The dual for Abelian group on Q/Z

Question

Let $A$ be any Abelian group. Take $A^\star:=\operatorname{Hom}(A,\Bbb{Q}/\Bbb{Z})$ be the dual of $A$. Then is $A=0$ equivalent to $A^\star=0$?

Answer 1

Yes. Note that $\mathbb Q / \mathbb Z$ is a divisible group, thus an injective object in the category of abelian groups, thus any homomorphism into it can be lifted from subgroups.

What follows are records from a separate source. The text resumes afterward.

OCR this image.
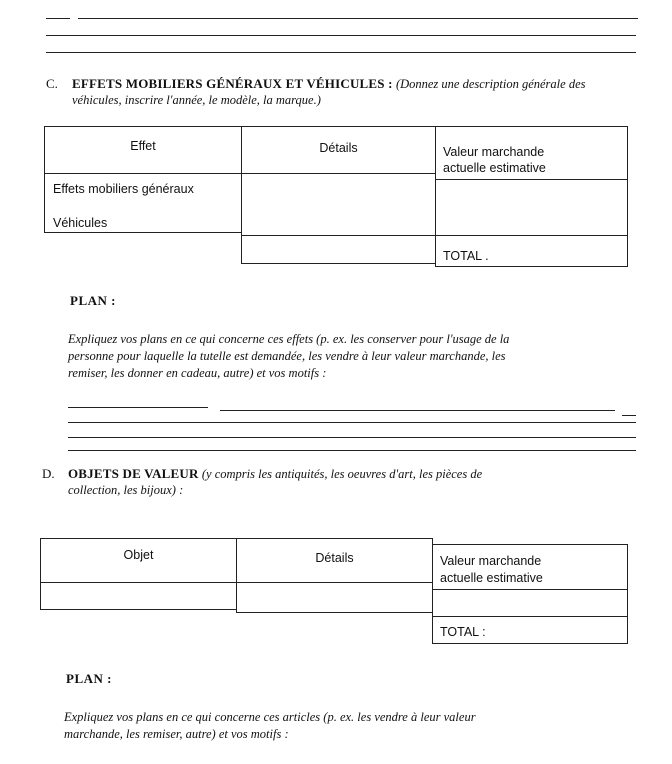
C. EFFETS MOBILIERS GÉNÉRAUX ET VÉHICULES : (Donnez une description générale des véhicules, inscrire l'année, le modèle, la marque.)
Effet	Détails	Valeur marchande
actuelle estimative
Effets mobiliers généraux
Véhicules
TOTAL .
PLAN :
Expliquez vos plans en ce qui concerne ces effets (p. ex. les conserver pour l'usage de la
personne pour laquelle la tutelle est demandée, les vendre à leur valeur marchande, les
remiser, les donner en cadeau, autre) et vos motifs :
D. OBJETS DE VALEUR (y compris les antiquités, les oeuvres d'art, les pièces de
collection, les bijoux) :
Objet	Détails	Valeur marchande
actuelle estimative
TOTAL :
PLAN :
Expliquez vos plans en ce qui concerne ces articles (p. ex. les vendre à leur valeur
marchande, les remiser, autre) et vos motifs :
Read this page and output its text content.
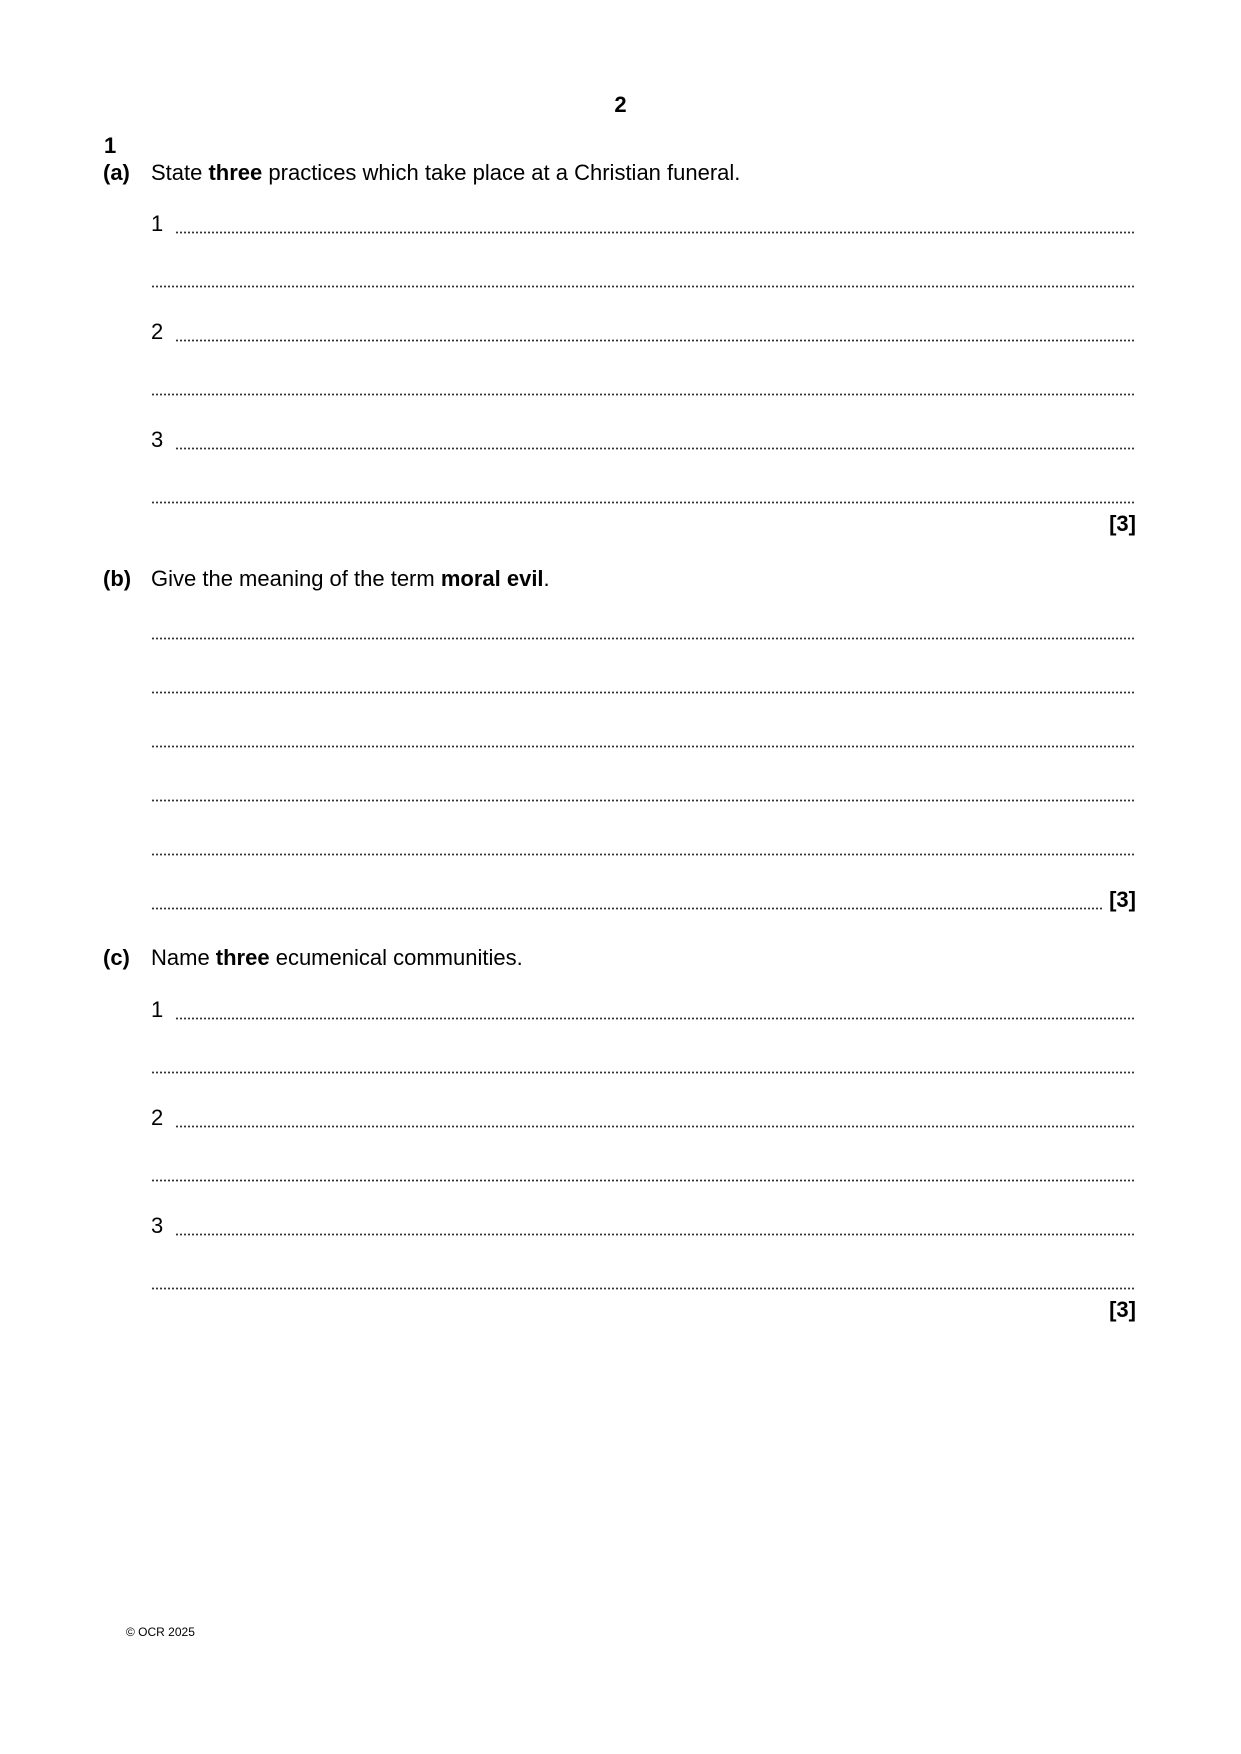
2
1
(a) State three practices which take place at a Christian funeral.
1
2
3
[3]
(b) Give the meaning of the term moral evil.
[3]
(c) Name three ecumenical communities.
1
2
3
[3]
© OCR 2025
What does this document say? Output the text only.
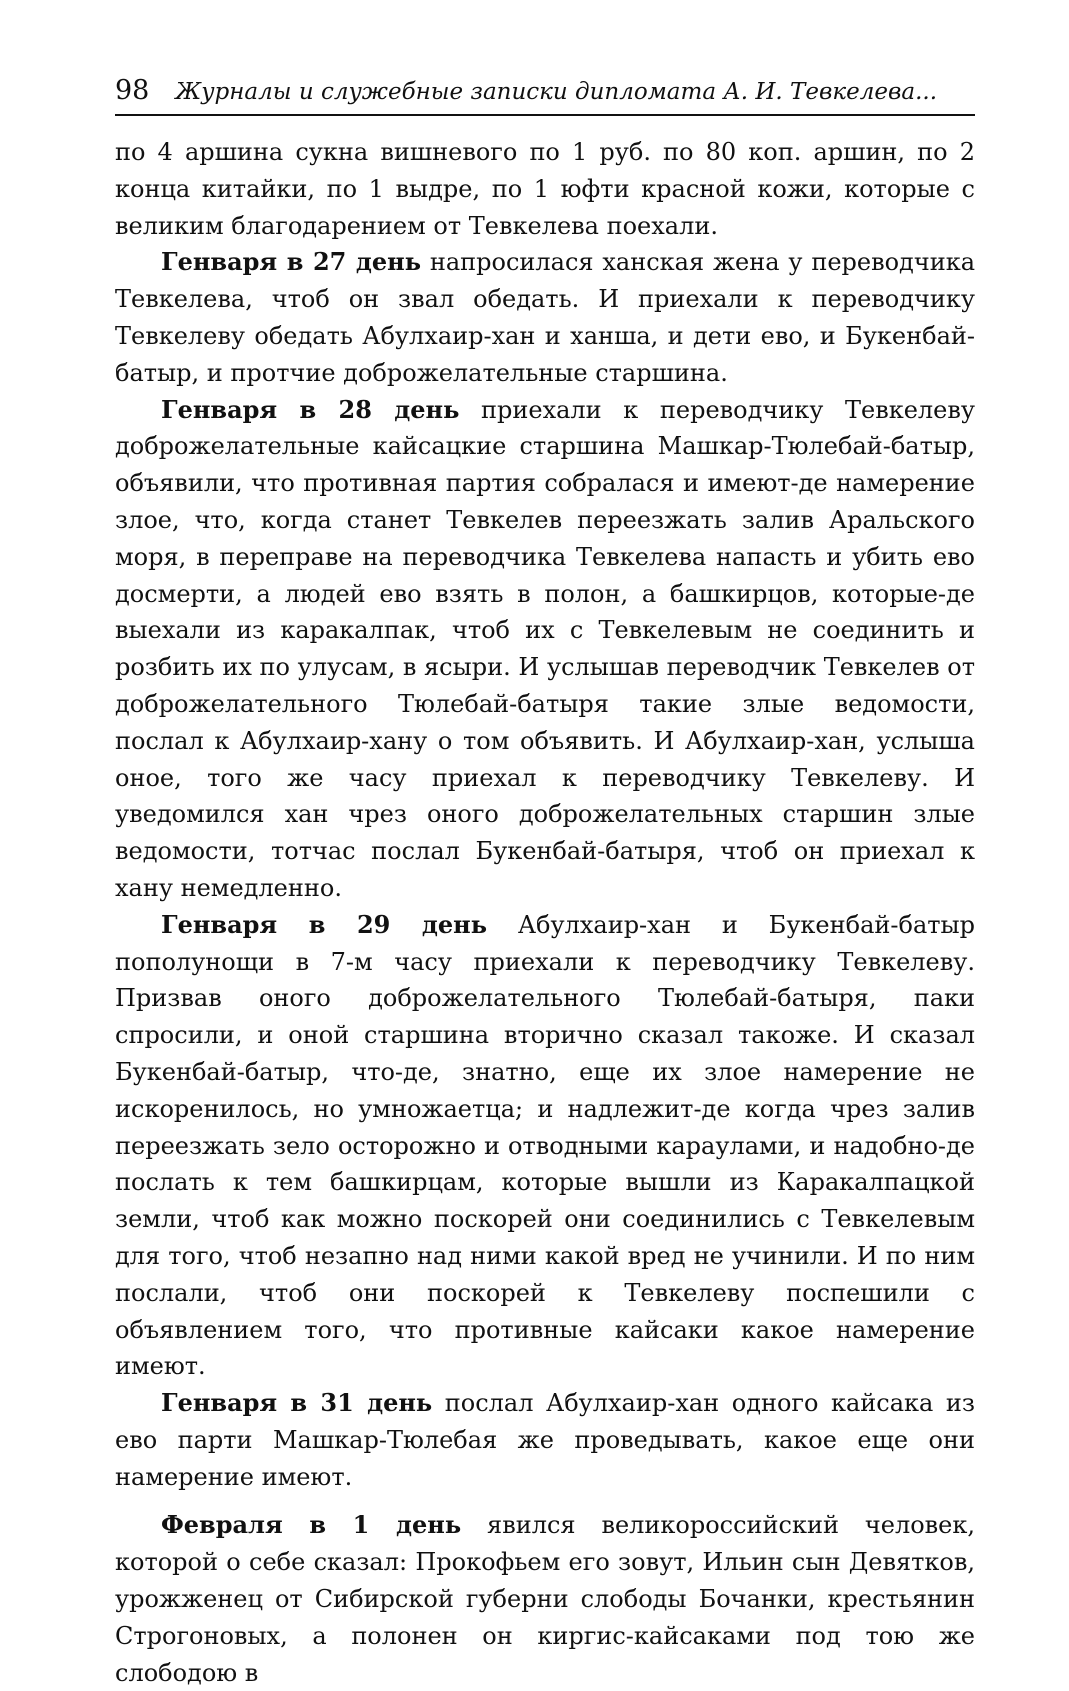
98 Журналы и служебные записки дипломата А. И. Тевкелева...

по 4 аршина сукна вишневого по 1 руб. по 80 коп. аршин, по 2 конца китайки, по 1 выдре, по 1 юфти красной кожи, которые с великим благодарением от Тевкелева поехали.

Генваря в 27 день напросилася ханская жена у переводчика Тевкелева, чтоб он звал обедать. И приехали к переводчику Тевкелеву обедать Абулхаир-хан и ханша, и дети ево, и Букенбай-батыр, и протчие доброжелательные старшина.

Генваря в 28 день приехали к переводчику Тевкелеву доброжелательные кайсацкие старшина Машкар-Тюлебай-батыр, объявили, что противная партия собралася и имеют-де намерение злое, что, когда станет Тевкелев переезжать залив Аральского моря, в переправе на переводчика Тевкелева напасть и убить ево досмерти, а людей ево взять в полон, а башкирцов, которые-де выехали из каракалпак, чтоб их с Тевкелевым не соединить и розбить их по улусам, в ясыри. И услышав переводчик Тевкелев от доброжелательного Тюлебай-батыря такие злые ведомости, послал к Абулхаир-хану о том объявить. И Абулхаир-хан, услыша оное, того же часу приехал к переводчику Тевкелеву. И уведомился хан чрез оного доброжелательных старшин злые ведомости, тотчас послал Букенбай-батыря, чтоб он приехал к хану немедленно.

Генваря в 29 день Абулхаир-хан и Букенбай-батыр пополунощи в 7-м часу приехали к переводчику Тевкелеву. Призвав оного доброжелательного Тюлебай-батыря, паки спросили, и оной старшина вторично сказал такоже. И сказал Букенбай-батыр, что-де, знатно, еще их злое намерение не искоренилось, но умножаетца; и надлежит-де когда чрез залив переезжать зело осторожно и отводными караулами, и надобно-де послать к тем башкирцам, которые вышли из Каракалпацкой земли, чтоб как можно поскорей они соединились с Тевкелевым для того, чтоб незапно над ними какой вред не учинили. И по ним послали, чтоб они поскорей к Тевкелеву поспешили с объявлением того, что противные кайсаки какое намерение имеют.

Генваря в 31 день послал Абулхаир-хан одного кайсака из ево парти Машкар-Тюлебая же проведывать, какое еще они намерение имеют.

Февраля в 1 день явился великороссийский человек, которой о себе сказал: Прокофьем его зовут, Ильин сын Девятков, урожженец от Сибирской губерни слободы Бочанки, крестьянин Строгоновых, а полонен он киргис-кайсаками под тою же слободою в
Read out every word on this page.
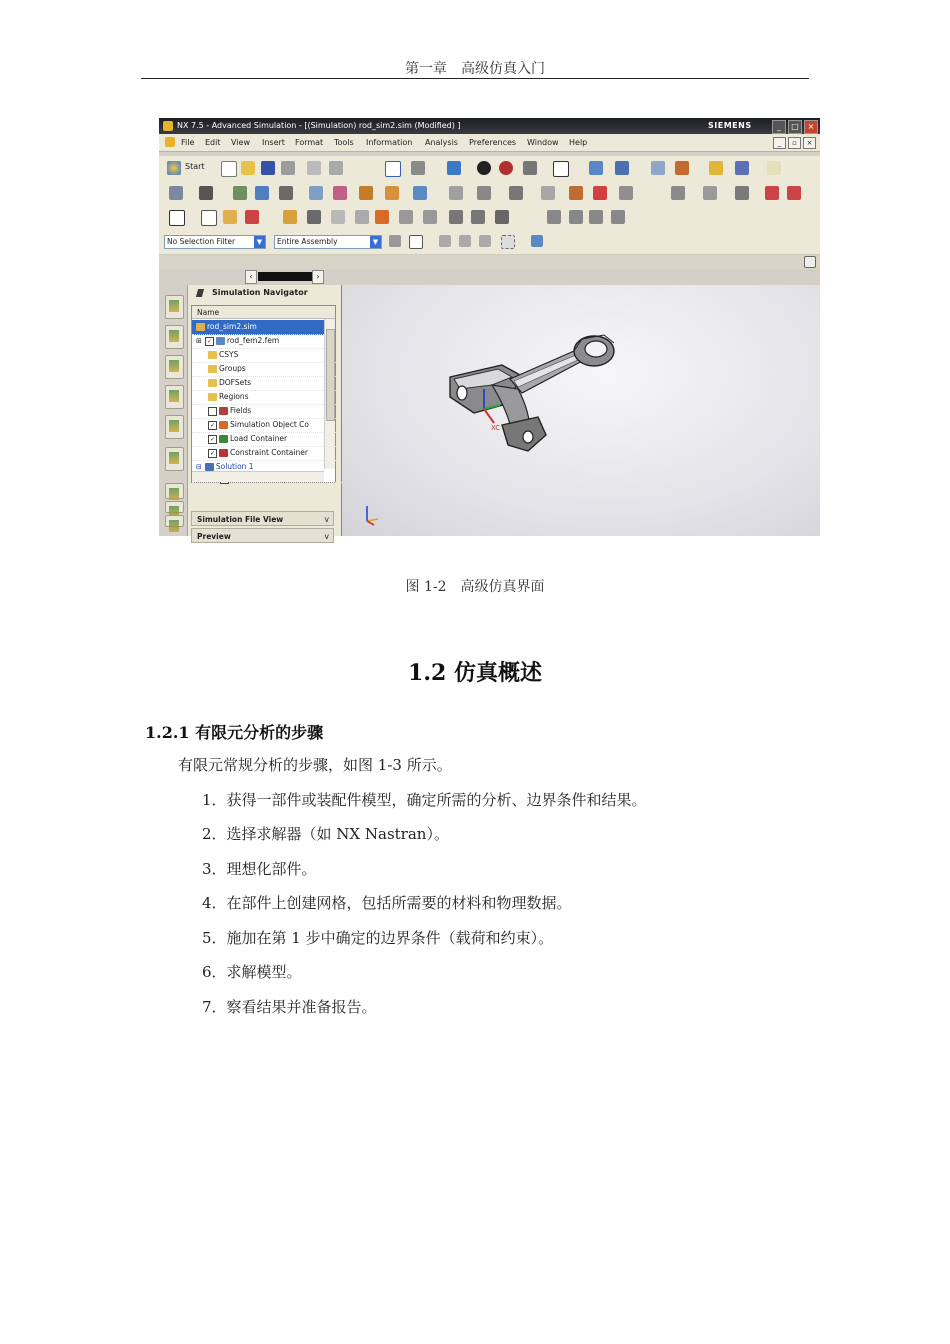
第一章　高级仿真入门
NX 7.5 - Advanced Simulation - [(Simulation) rod_sim2.sim (Modified) ]	SIEMENS	_	□	×
File Edit View Insert Format Tools Information Analysis Preferences Window Help	_	▫	×
Start
No Selection Filter	▼	Entire Assembly	▼
‹	›
Simulation Navigator
Name
rod_sim2.sim
⊞ ✓ rod_fem2.fem
CSYS
Groups
DOFSets
Regions
Fields
✓ Simulation Object Co
✓ Load Container
✓ Constraint Container
⊟ Solution 1
Simulation File View	v
Preview	v
XC
图 1-2　高级仿真界面
1.2 仿真概述
1.2.1 有限元分析的步骤
有限元常规分析的步骤，如图 1-3 所示。
1．获得一部件或装配件模型，确定所需的分析、边界条件和结果。
2．选择求解器（如 NX Nastran）。
3．理想化部件。
4．在部件上创建网格，包括所需要的材料和物理数据。
5．施加在第 1 步中确定的边界条件（载荷和约束）。
6．求解模型。
7．察看结果并准备报告。
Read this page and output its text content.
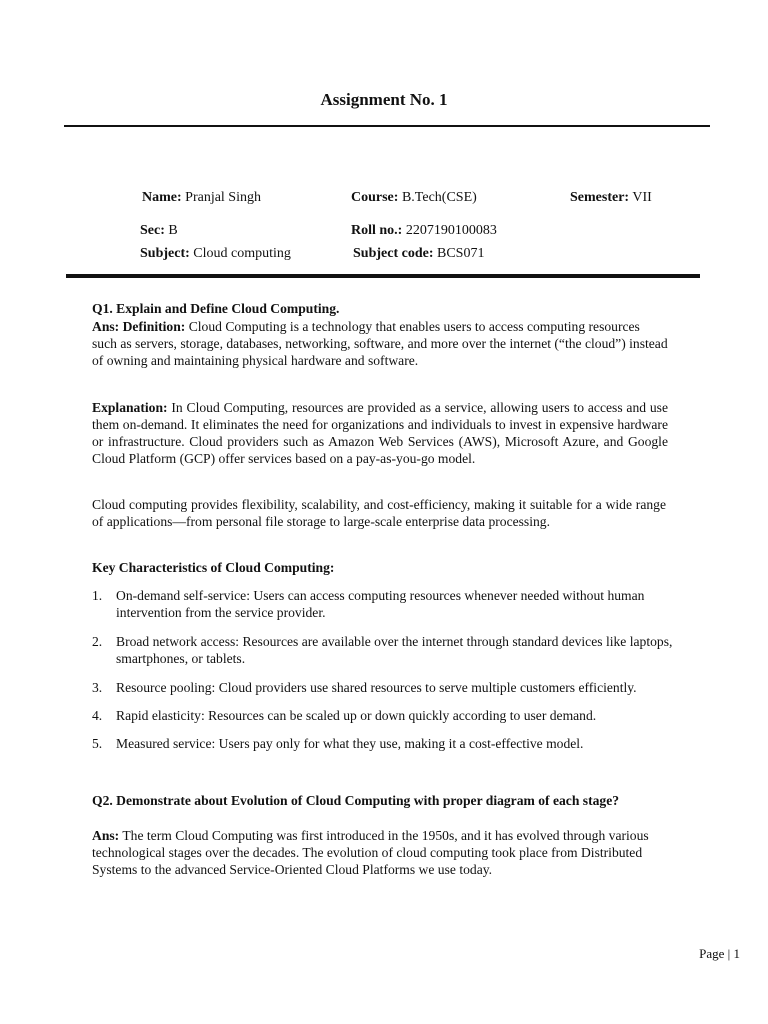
Assignment No. 1
Name: Pranjal Singh	Course: B.Tech(CSE)	Semester: VII
Sec: B	Roll no.: 2207190100083
Subject: Cloud computing	Subject code: BCS071
Q1. Explain and Define Cloud Computing.
Ans: Definition: Cloud Computing is a technology that enables users to access computing resources such as servers, storage, databases, networking, software, and more over the internet (“the cloud”) instead of owning and maintaining physical hardware and software.
Explanation: In Cloud Computing, resources are provided as a service, allowing users to access and use them on-demand. It eliminates the need for organizations and individuals to invest in expensive hardware or infrastructure. Cloud providers such as Amazon Web Services (AWS), Microsoft Azure, and Google Cloud Platform (GCP) offer services based on a pay-as-you-go model.
Cloud computing provides flexibility, scalability, and cost-efficiency, making it suitable for a wide range of applications—from personal file storage to large-scale enterprise data processing.
Key Characteristics of Cloud Computing:
1. On-demand self-service: Users can access computing resources whenever needed without human intervention from the service provider.
2. Broad network access: Resources are available over the internet through standard devices like laptops, smartphones, or tablets.
3. Resource pooling: Cloud providers use shared resources to serve multiple customers efficiently.
4. Rapid elasticity: Resources can be scaled up or down quickly according to user demand.
5. Measured service: Users pay only for what they use, making it a cost-effective model.
Q2. Demonstrate about Evolution of Cloud Computing with proper diagram of each stage?
Ans: The term Cloud Computing was first introduced in the 1950s, and it has evolved through various technological stages over the decades. The evolution of cloud computing took place from Distributed Systems to the advanced Service-Oriented Cloud Platforms we use today.
Page | 1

Take any $x\in A$. If it has finite order $n$, define $f(x)={1\over n}$, otherwise define $f(x)$ to be any nonzero element of $\mathbb Q / \mathbb Z$. This defines a nonzero homomorphism $f: \langle x \rangle \rightarrow \mathbb Q / \mathbb Z$. By injectivity of $\mathbb Q / \mathbb Z$ this can be extended to a nonzero homomorphism $A \rightarrow \mathbb Q / \mathbb Z$. Thus, if $A$ is nonzero, $A^*$ is nonzero as well.

Answer 2

Yes, every non-zero Abelian group has a homomorphism onto either a non-zero cyclic group or $\Bbb Q$ or a Prufer group. All these groups have homomorphisms onto non-zero subgroups of $\Bbb{Q}/\Bbb Z$. So the dual of every bon-zero Abelian group is not zero.